Milankovitch tuning of deep-sea records: Implications for maximum rates of change of sea level

The analysis of several stacked and tuned records from the deep-sea floor yields two rather different sets of values for rates of sea-level rise. One of these reflects “regular” growth and decay and the other represents rapid decay of polar ice. Typical rise rates during rapid decay are near 1.2 m per century; with higher values seemingly following an abundance distribution that may be described by a standard deviation of 0.4 m per century (one third of the typical value). Distributions are based on a millennium resolution, leaving room for higher values for selected centuries within any millennium.
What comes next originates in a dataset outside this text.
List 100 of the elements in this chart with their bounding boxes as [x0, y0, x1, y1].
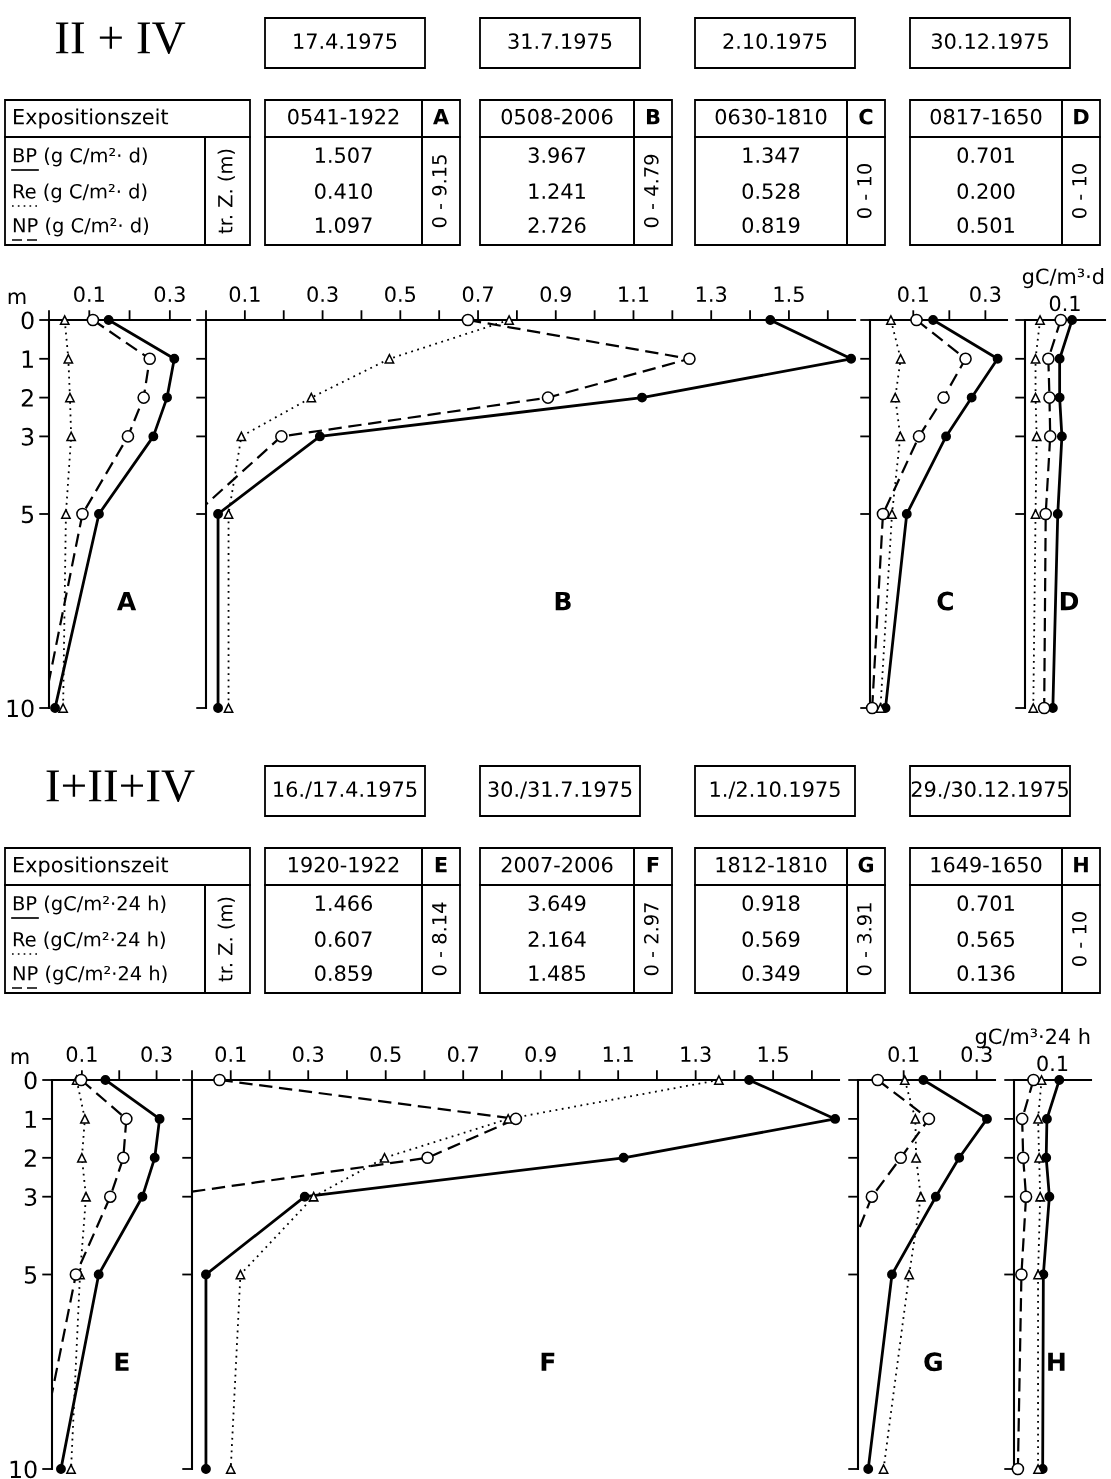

Nevertheless, rise values beyond 5 m per century seem highly unusual. The quality of the match between deep-sea record (taken as differential) and Milankovitch forcing is excellent for the last 400,000 years (that is, the time since the “mid-Brunhes Event,” a period that may be referred to as the “Emiliani Chron”) but is poor in certain time spans before that. Difficulties associated with precise dating and a changing level of instability of polar ice prevent identification of trigger events for deglaciation. What is observable is that during periods of rapid decay, once sea level started to rise, it kept doing so for millennia (presumably till suitable ice masses were used up). Thus, it seems that a rise of sea level is itself a positive feedback on rapid melting of ice. Negative feedback, if real (as assumed in certain hypotheses about the origin of the Younger Dryas) is an unexpected exception that presumably relies on a high threshold value of sea-level rise.